The 2010s have been nothing short of monumental. From technological advancements, changes in societal dynamics to the state of the planet, the years have been challenging and shifting our ideals about who we are and who we want to be.

On a global scale, the impact of the last 10 years has been massive but it affected people on a personal level too. Every single one of us has been swayed by the multitude of events in the past years. As we head into a the next decade, we get to ask ourselves what we want the next years to look like.

Before making a New Year’s Resolution, take some time to reflect

Trying to project the future can definitely seem like a daunting task but it doesn’t have to be. So often, at the end of the year, we get stuck in the whole New Year’s Resolution cycle.

Don’t get me wrong, I am not trying to say that making a New Year’s resolution is a bad thing. Its great! But the cycle is that we don’t truly acknowledge who we are when we make them and who we want to be by following them through.

Instead, we make our resolutions based on what we want and then can’t see them through. This is because we never truly reflect on how having that accomplished that resolution thing will change us or make us feel in the long run.

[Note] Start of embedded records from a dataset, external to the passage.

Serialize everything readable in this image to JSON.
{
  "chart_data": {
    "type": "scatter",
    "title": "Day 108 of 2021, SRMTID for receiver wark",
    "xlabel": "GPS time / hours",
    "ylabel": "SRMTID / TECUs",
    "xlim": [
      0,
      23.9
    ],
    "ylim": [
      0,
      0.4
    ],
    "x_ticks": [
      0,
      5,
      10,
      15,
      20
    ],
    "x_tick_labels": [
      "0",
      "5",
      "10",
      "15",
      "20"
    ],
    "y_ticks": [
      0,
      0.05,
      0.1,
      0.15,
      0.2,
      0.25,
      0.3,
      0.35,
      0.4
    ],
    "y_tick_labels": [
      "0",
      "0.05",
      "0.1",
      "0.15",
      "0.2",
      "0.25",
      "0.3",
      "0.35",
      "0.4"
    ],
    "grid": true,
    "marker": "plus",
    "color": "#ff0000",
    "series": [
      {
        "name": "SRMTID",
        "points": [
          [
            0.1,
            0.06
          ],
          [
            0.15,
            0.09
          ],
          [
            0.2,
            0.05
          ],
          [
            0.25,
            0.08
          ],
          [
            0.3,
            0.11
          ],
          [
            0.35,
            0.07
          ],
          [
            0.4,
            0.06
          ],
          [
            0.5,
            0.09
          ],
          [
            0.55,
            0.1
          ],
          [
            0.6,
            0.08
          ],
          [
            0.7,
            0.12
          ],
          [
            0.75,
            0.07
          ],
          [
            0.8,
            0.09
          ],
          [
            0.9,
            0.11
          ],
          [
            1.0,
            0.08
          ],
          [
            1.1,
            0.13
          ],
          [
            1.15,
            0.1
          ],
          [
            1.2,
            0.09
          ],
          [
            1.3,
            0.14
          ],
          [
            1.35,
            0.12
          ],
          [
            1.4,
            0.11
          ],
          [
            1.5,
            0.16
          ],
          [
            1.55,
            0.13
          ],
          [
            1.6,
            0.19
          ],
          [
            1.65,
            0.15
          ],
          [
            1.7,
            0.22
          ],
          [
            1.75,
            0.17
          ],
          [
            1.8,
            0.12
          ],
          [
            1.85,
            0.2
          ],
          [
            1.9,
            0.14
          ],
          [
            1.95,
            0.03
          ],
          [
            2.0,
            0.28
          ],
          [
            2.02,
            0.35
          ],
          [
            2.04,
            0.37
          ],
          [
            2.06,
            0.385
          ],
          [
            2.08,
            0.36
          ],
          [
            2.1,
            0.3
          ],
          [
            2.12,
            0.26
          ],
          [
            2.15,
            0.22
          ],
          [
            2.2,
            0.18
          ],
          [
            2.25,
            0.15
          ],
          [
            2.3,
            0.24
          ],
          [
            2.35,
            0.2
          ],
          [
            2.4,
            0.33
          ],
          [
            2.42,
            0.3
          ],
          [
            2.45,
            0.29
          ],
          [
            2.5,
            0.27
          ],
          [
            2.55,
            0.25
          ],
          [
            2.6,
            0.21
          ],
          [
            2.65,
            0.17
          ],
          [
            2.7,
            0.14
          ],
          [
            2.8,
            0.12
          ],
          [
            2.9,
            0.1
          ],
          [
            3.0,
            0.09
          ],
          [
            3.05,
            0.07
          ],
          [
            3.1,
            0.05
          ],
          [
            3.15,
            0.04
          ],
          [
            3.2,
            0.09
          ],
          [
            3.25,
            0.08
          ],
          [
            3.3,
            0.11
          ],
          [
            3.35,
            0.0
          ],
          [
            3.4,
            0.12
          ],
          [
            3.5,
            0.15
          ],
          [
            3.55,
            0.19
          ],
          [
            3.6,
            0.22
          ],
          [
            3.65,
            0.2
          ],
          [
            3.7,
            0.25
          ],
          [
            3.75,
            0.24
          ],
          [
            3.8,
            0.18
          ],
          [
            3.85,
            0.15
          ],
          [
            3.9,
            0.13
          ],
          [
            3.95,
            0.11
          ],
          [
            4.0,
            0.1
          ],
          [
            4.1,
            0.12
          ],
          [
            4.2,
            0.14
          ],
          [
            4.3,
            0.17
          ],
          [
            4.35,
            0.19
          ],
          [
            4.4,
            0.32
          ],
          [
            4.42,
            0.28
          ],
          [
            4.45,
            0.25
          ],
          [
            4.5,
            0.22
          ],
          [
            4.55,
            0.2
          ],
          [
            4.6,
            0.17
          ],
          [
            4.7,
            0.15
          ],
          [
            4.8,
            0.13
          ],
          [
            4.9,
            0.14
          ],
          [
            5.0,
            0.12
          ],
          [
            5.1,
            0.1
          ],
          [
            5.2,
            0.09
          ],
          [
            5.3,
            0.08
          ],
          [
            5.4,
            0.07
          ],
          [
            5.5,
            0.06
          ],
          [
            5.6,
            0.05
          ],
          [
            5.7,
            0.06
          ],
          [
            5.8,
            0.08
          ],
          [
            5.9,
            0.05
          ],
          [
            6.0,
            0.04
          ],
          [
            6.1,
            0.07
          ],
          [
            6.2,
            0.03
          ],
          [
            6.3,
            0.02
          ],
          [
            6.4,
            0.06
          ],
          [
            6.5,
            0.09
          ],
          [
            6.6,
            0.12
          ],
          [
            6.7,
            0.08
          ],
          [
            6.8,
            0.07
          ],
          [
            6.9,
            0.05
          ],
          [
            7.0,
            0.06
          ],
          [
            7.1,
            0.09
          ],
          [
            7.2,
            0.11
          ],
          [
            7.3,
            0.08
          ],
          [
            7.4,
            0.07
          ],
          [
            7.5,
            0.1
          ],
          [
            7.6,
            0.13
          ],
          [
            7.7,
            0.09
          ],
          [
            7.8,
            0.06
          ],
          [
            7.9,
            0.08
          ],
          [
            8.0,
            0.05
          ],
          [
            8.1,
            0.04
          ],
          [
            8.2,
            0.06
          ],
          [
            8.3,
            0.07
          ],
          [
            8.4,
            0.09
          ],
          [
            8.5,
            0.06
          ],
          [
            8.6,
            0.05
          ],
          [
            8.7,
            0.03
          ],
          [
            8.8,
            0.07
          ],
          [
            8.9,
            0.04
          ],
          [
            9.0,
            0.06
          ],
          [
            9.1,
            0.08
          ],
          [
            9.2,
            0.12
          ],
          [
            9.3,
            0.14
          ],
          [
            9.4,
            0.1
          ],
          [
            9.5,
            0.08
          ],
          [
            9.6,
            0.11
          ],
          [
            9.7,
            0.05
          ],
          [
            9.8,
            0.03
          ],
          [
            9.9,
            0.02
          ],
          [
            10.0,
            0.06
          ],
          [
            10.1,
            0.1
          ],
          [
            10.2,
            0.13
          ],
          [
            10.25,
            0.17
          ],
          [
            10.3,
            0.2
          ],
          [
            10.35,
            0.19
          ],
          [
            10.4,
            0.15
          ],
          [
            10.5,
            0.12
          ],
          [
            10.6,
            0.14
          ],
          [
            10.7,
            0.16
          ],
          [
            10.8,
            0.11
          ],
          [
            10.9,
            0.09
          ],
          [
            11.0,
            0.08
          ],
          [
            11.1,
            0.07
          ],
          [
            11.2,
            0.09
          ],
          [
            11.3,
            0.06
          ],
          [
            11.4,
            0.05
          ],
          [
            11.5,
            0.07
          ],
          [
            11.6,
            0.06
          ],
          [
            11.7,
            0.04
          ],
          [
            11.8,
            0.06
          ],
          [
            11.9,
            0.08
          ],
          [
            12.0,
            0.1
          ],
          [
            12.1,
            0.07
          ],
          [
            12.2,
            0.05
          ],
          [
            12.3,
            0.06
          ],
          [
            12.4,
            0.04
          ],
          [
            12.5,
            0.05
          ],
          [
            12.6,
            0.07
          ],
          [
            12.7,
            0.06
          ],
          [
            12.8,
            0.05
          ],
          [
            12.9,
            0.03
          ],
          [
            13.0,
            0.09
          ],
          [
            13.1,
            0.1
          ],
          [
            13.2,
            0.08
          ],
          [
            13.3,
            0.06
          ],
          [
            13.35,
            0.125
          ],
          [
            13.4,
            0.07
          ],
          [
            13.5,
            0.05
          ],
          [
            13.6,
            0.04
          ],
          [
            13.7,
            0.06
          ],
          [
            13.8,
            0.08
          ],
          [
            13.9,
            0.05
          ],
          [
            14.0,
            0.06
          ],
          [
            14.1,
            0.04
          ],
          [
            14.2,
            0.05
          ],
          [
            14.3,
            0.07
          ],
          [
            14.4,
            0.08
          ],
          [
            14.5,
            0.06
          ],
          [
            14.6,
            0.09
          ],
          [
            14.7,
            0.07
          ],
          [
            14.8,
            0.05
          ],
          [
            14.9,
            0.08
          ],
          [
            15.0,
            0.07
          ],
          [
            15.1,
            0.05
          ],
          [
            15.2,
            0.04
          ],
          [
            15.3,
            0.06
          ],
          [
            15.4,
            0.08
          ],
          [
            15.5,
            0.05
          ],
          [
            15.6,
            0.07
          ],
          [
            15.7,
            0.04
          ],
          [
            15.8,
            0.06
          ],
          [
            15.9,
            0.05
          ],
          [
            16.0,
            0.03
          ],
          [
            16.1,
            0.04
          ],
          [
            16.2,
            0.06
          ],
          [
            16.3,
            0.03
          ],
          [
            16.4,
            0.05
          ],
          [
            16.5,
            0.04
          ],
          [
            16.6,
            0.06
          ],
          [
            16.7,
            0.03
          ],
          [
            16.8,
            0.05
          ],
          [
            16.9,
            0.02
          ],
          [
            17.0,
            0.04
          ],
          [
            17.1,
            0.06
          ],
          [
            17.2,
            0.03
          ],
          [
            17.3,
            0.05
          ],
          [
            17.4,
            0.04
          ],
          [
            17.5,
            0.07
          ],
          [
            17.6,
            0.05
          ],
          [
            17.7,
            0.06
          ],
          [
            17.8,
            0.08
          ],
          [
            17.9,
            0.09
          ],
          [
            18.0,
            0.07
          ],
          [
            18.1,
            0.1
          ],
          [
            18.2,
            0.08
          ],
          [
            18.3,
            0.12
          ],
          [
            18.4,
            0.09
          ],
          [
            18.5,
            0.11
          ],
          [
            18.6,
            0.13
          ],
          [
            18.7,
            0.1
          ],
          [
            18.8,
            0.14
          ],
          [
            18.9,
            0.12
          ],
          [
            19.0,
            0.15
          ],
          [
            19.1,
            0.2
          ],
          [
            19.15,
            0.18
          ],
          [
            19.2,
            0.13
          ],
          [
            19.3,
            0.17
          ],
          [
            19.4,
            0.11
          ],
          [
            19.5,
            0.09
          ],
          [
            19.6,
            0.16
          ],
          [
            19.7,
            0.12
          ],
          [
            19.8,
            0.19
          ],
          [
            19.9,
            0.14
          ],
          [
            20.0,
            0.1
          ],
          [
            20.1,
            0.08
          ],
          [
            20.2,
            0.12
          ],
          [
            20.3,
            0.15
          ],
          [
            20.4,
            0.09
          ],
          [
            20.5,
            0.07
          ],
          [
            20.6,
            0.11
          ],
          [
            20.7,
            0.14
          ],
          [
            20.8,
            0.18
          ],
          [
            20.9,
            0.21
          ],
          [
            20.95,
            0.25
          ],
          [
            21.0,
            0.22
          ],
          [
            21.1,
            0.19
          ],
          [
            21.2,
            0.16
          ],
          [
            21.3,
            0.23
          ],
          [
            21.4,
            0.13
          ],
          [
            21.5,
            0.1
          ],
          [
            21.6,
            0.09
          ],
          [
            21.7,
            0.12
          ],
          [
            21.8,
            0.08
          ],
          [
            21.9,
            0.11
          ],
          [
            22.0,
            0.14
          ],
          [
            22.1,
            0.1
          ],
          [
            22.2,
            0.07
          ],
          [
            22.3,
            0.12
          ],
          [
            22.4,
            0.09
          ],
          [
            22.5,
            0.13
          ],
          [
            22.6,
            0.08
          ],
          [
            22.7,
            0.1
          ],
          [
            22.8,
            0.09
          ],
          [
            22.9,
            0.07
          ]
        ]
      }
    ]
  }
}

Because we don’t take the time to look at who we are in the present moment with gratitude, acceptance, and appreciation for just how far we have come, we fail to create the change that we want. Before we make a resolution, we need to reflect on the reason why we need to add a certain change or thing to our lives.

In order to make your New Year’s resolution, but also your New Decade’s resolution, effective, you want to get very clear on who you are right now. But you also want to make sure that you are reflecting and looking at yourself with the utmost gratitude. 

Who were you at the start of the decade?

For my part, I was pregnant and married to a narcissist with no idea what my future was going to look like or who I even was anymore. I had lost touch with my magic, the parts of myself that were intuitively me. 

Take stock of who you were back in 2010. Some easy ways to do this is to listen to the music you liked then or watch your favorite movie that came out that year.

Acknowledging things that spoke to your soul, like film and music, helps you to reconnect with the person you were. Even if that person isn’t someone you are proud of, it doesn’t mean that you should avoid looking at them.

In fact, by accepting the parts of us we are ashamed of and the times in our lives when we weren’t the greatest, we help to heal ourselves and move towards the next stage of our lives. 

Make sure to think about your progression

What happened between 10 to 5 years ago to make you the person you are today? Take a bit of time and acknowledge the pieces of you that fell into place and forgive yourself for anything you did that you weren’t proud of.

But also, be sure to note all the achievements you are proud of. They have set the building blocks for who you are now.

Five years ago, I was reconnecting with my inner magic and starting to help other people do the same. I was healing from trauma and clearing blocks in the thick of PTSD. It is a far cry from who I am now, even though it still feels like just yesterday. 

Think of who you are right now

And, that brings us to now. Who were you at the start of this year? What did you believe in? What did you value? How has this past year changed you or helped you grow? What have you learned? What have you achieved? 

The Holiday Season isn’t just good for cookies and Christmas trees. It’s a time for reflection and introspection. So before you decide who you want to be in the coming years, make the end of the year a time to honor who you are right now. 

At the start of this year, I was struggling with my notion of what is next. I had been trying to get a publishing deal for nearly three years, battling with my mindset and playing too small.

However, I end this year being a bestselling author with a publishing deal and I am the host of a metaphysical comedy podcast. I am now the person that I have always dreamed I would be, even if in the last ten years I did none of the things that I had been hoping to achieve.

And that is almost better. It is an incredibly freeing feeling to finally be the person your soul has always called you to be. 

Start by choosing your word

So, how do you decide on who you want to be and how do you build a resolution to fit that? Well, I have come up with an exercise that I call choosing your word. 

Now, before I even get into how to do this, I want to be sure to state that this is not meant to be complicated or confusing. In fact, if you notice you start to make things complicated while doing the exercise, be sure to pause and explore why you are doing so. It will help you further into your journey towards healing.

The goal of this exercise is to choose one, and only one word, that you want to strive for in the next year. By doing a resolution this way, it allows you to constantly connect with the person you are becoming and striving to be in five seconds or less.

It eliminates all the shame that can come up if you don’t hit you resolution goal, like losing 50 pounds by June. In fact, by narrowing the process down to one word, you gain more clarity and the ability to renew your drive whenever you want just by repeating that word. 

Figure out your word and simplify your resolutions

So who do you want to be this time next year? And what is one trait that that person will have? There is your word. That trait is the thing you should dedicate this year to. 

For example, if you want to lose weight your word could be “healthy.” If you want to cure your anxiety, your word might be “brave.”

My word for the next year, and most likely the rest of the decade, is authenticity. I know that, in order for me to truly keep following the path that is meant for me, I must get comfortable showing my authentic self at all times. 

Once you have your word, write it down, put it on your wall, or just have your phone remind you of it every now and then. Remember, whoever you are becoming is a result of who you have been, so acknowledge your power and take the leap into the next version of you.